La pêche illégale fait perdre annuellement près de 1500 milliards de francs CFA à la Gambie, la Mauritanie, au Sénégal, la Guinée-Bissau, la Guinée et la Sierra Leone réunis, selon Amnesty International.
Le rapport en question, intitulé « Le coût humain de la surpêche : La surexploitation des ressources halieutiques à Sanyang menace les droits humains », étudie les conséquences du secteur de la pêche sur les droits humains en Gambie. L’enquête, présentée mercredi 31 mai à Dakar, a été réalisée à la suite des violentes manifestations de mars 2021 à Sanyang, un village de pêcheurs situé à une quarantaine de kilomètres au sud de Banjul, la capitale de ce pays ouest-africain de 11.300 km2, bordé de partout par le Sénégal à l’exception de sa façade Ouest ouverte sur l’océan Atlantique.
À l’époque, le meurtre d’un Gambien par un pêcheur sénégalais avait mis le feu aux poudres. Le bureau régional pour l’Afrique de l’Ouest et du centre d’Amnesty International, basé à Dakar, s’est alors inspiré de ce malheureux événement pour mener des recherches dans ce pays dirigé depuis 2017 par le président Adama Barrow en vue d’établir les non-dits sur ces heurts. L’objectif est d’alerter les acteurs, les autorités gambiennes en premier ordre, sur les « conséquences dévastatrices » de la surpêche sur la population locale.
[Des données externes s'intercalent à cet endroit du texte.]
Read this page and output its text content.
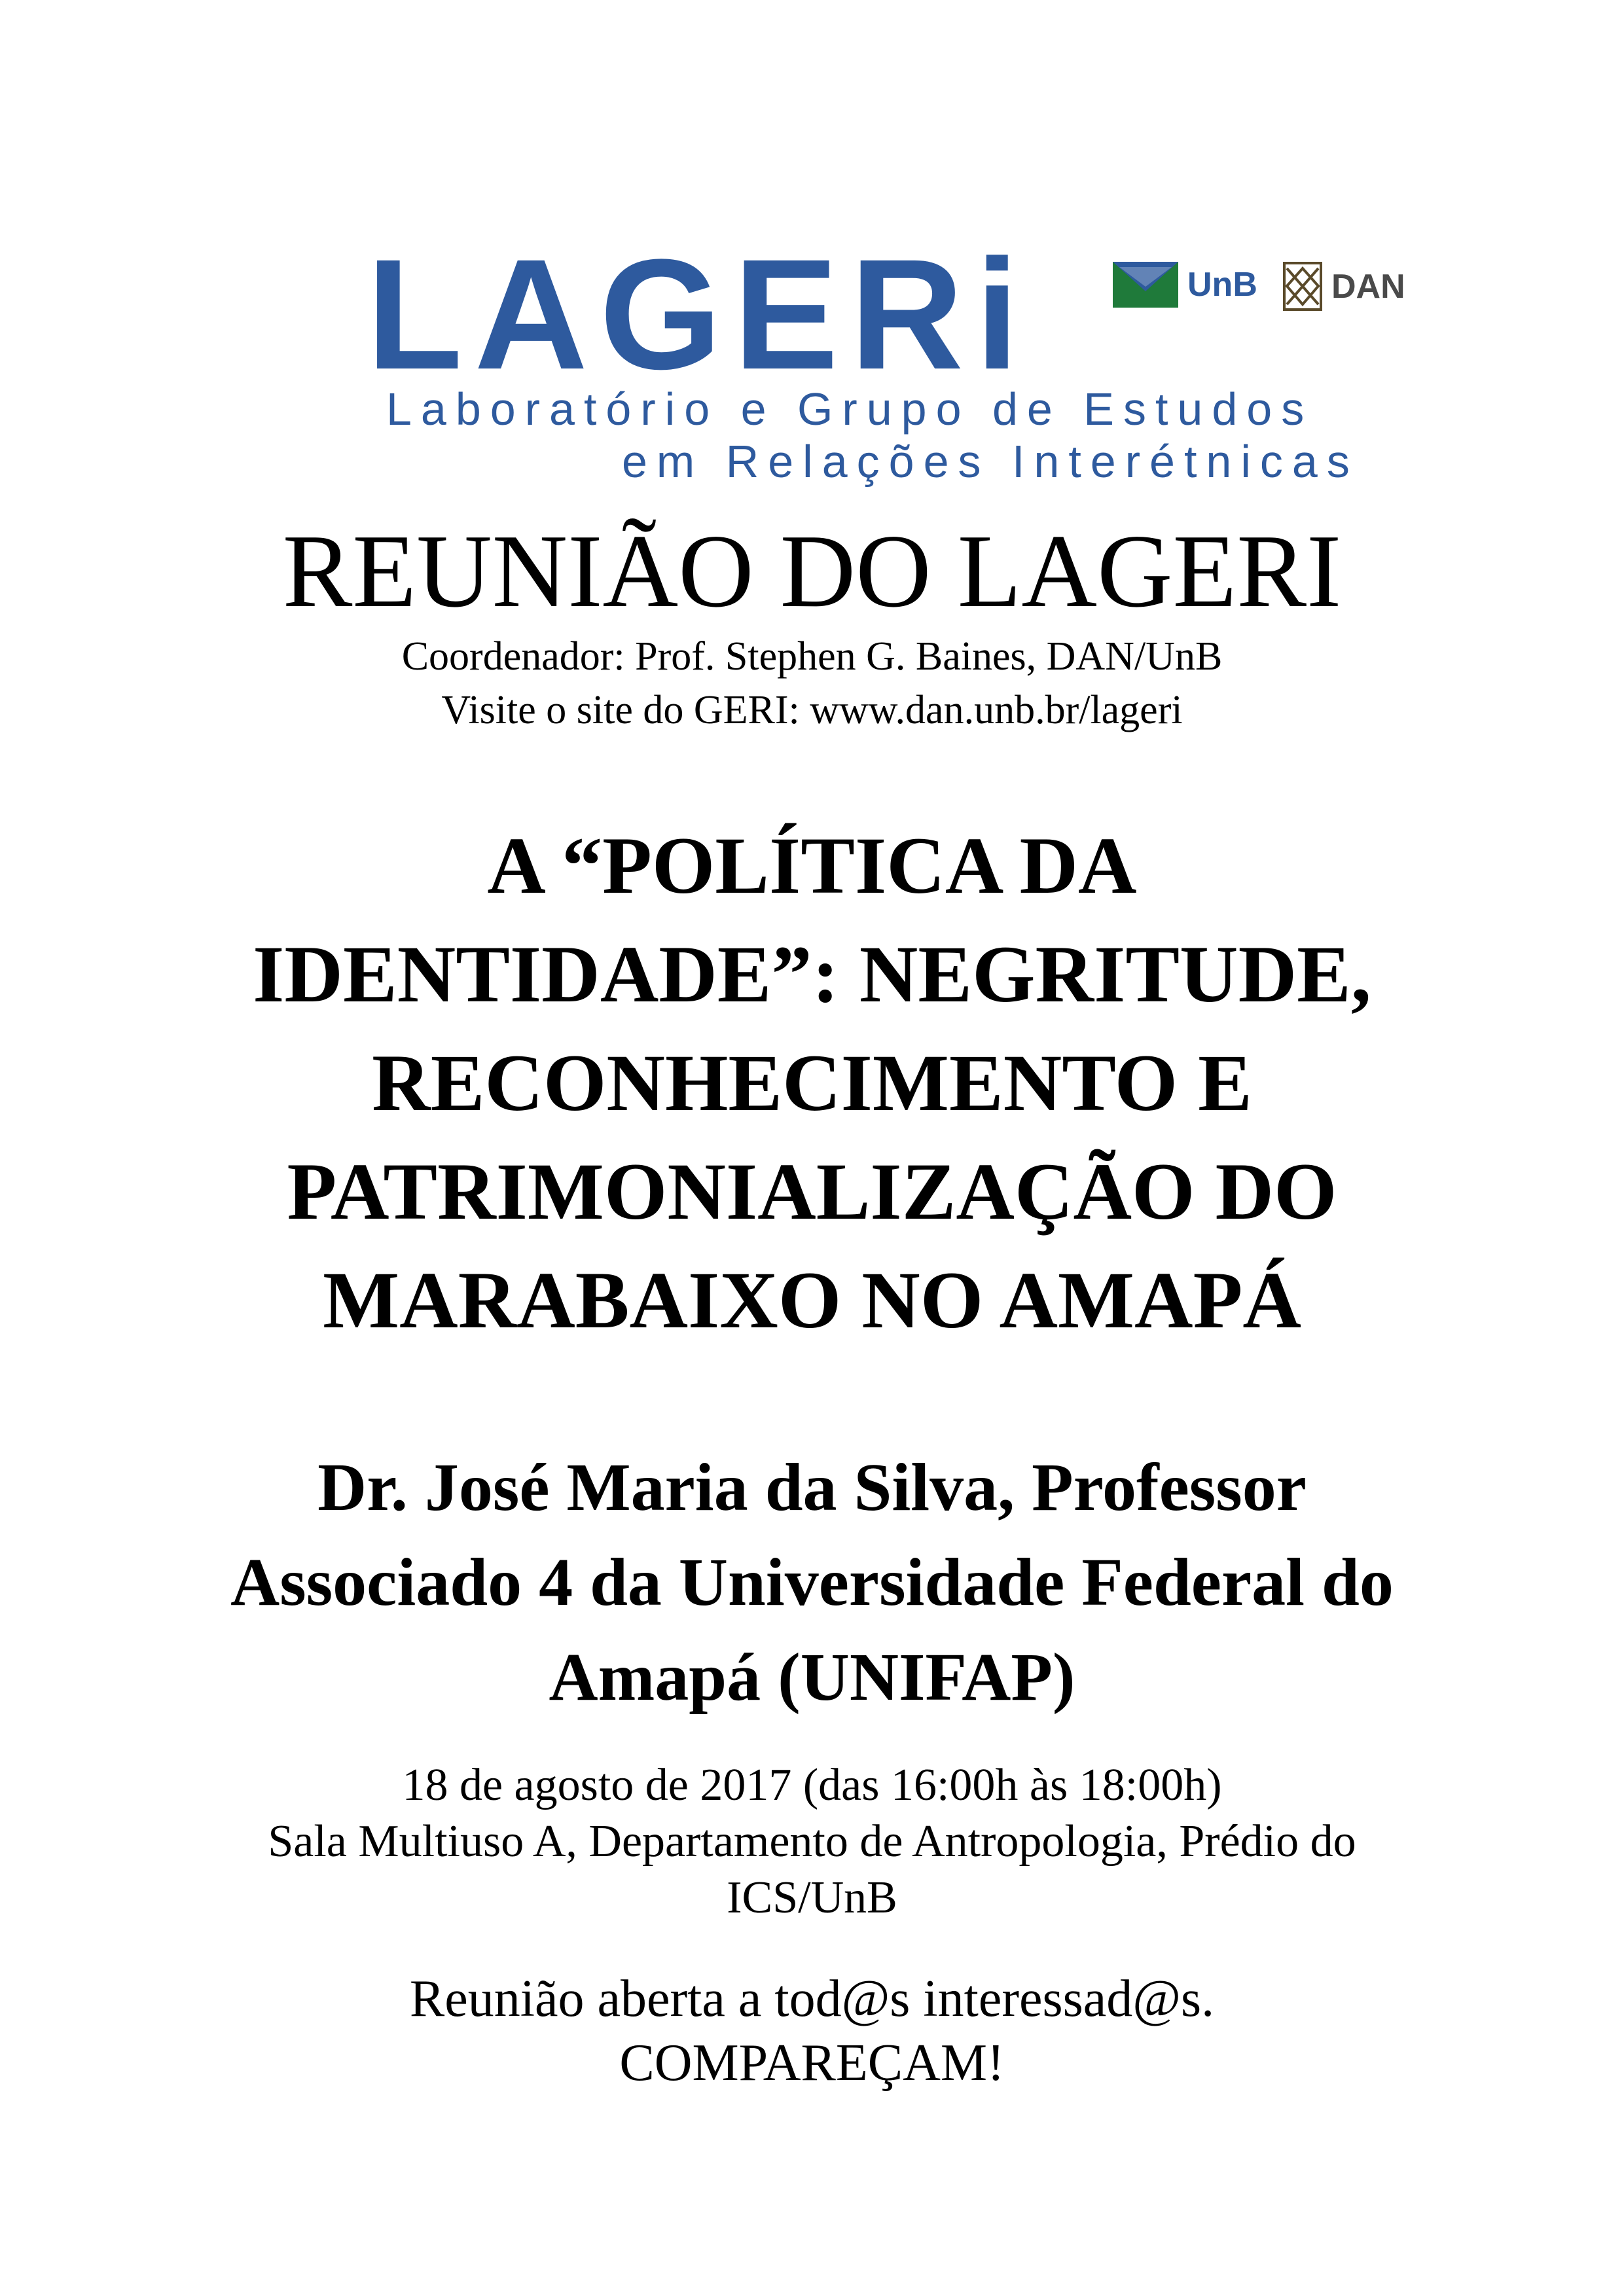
LAGERi	UnB DAN
Laboratório e Grupo de Estudos
em Relações Interétnicas
REUNIÃO DO LAGERI
Coordenador: Prof. Stephen G. Baines, DAN/UnB
Visite o site do GERI: www.dan.unb.br/lageri
A “POLÍTICA DA
IDENTIDADE”: NEGRITUDE,
RECONHECIMENTO E
PATRIMONIALIZAÇÃO DO
MARABAIXO NO AMAPÁ
Dr. José Maria da Silva, Professor
Associado 4 da Universidade Federal do
Amapá (UNIFAP)
18 de agosto de 2017 (das 16:00h às 18:00h)
Sala Multiuso A, Departamento de Antropologia, Prédio do
ICS/UnB
Reunião aberta a tod@s interessad@s.
COMPAREÇAM!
« Les mauvaises pratiques de certains acteurs du secteur de la pêche nuisent à l’environnement et mettent à mal les moyens de subsistance de la population locale. Les autorités gambiennes doivent prendre sans délai toutes les mesures nécessaires pour les amener à rendre des comptes et protéger les droits humains des habitants et habitantes touchés, notamment leurs droits économiques et sociaux », a expliqué mercredi 31 mai Samira Daoud, directrice régionale du bureau de l’ONG des droits humains, présentant le rapport avec deux de ses collègues.
Situation difficile
Elle a débuté ses activités en 2018, précisent les enquêteurs, ajoutant que ces usines ciblent principalement « les sardinelles et le bonga », deux espèces qui constituent pourtant « une source de revenus essentielle » pour les habitants du littoral ainsi qu’une « source de protéines peu coûteuse » jusqu’à récemment.
Face à cette situation qui « prive » la population de Sanyang d’un niveau de vie décent, « les autorités gambiennes doivent prendre des mesures urgentes pour mieux protéger l’environnement et les droits fondamentaux de ces personnes » dont « les droits socio-économiques » sont « particulièrement menacés », recommande Mme Daoud.
Réalisant des entretiens avec 63 personnes, dont des employés de Nessim Fishing and Fish Processing, des membres d’organisations de la société civile et des représentants du gouvernement, entre autres, Amnesty a découvert que les personnes travaillant dans la pêche se retrouvent « souvent en concurrence avec les navires industriels étrangers qui, faute de patrouilles suffisantes de la marine gambienne, s’approchent plus près de la côte qu’ils n’y sont autorisés, dans des zones réservées aux pêcheurs et pêcheuses artisanaux ».
« Risque d’insécurité alimentaire »
L’organisation de défense des droits humains note que « ces pratiques illégales » ont de graves conséquences sur les moyens de subsistance de Sanyang, qui dépend de la pêche pour survivre. Elles entraînent aussi un « risque d’insécurité alimentaire », car le poisson constitue une source essentielle de protéines pour les habitants. La grande quantité de poisson exportée chaque année par le biais des activités des navires industriels étrangers et des usines de farine de poisson diminue rapidement les stocks de poisson disponibles pour la population locale, relève Amnesty.
Face à ce lot de violations, l’ONG appelle les autorités à veiller à ce que les entreprises de l’industrie de la pêche à grande échelle ne nuisent pas aux droits fondamentaux de la population locale et soient amenées à rendre des comptes pour les préjudices causés.
« Les autorités gambiennes doivent veiller à ce que les entreprises, dans le cadre de leurs études d’impact environnemental, mènent de véritables consultations auprès des populations potentiellement concernées par leur projet avant de débuter leurs activités, comme les y oblige la Réglementation de 2014 relative à l’évaluation de l’impact sur l’environnement. Nessim doit régulièrement consulter les habitants et habitantes et respecter les Principes directeurs des Nations unies relatifs aux entreprises et aux droits de l’homme, notamment en appliquant la diligence requise pour remédier à l’impact de son usine sur les droits humains », a encore indiqué Samira Daoud avant de donner rendez-vous prochainement sur la présentation de rapports portant particulièrement sur « la corruption en Afrique et l’impact sur les droits humains ».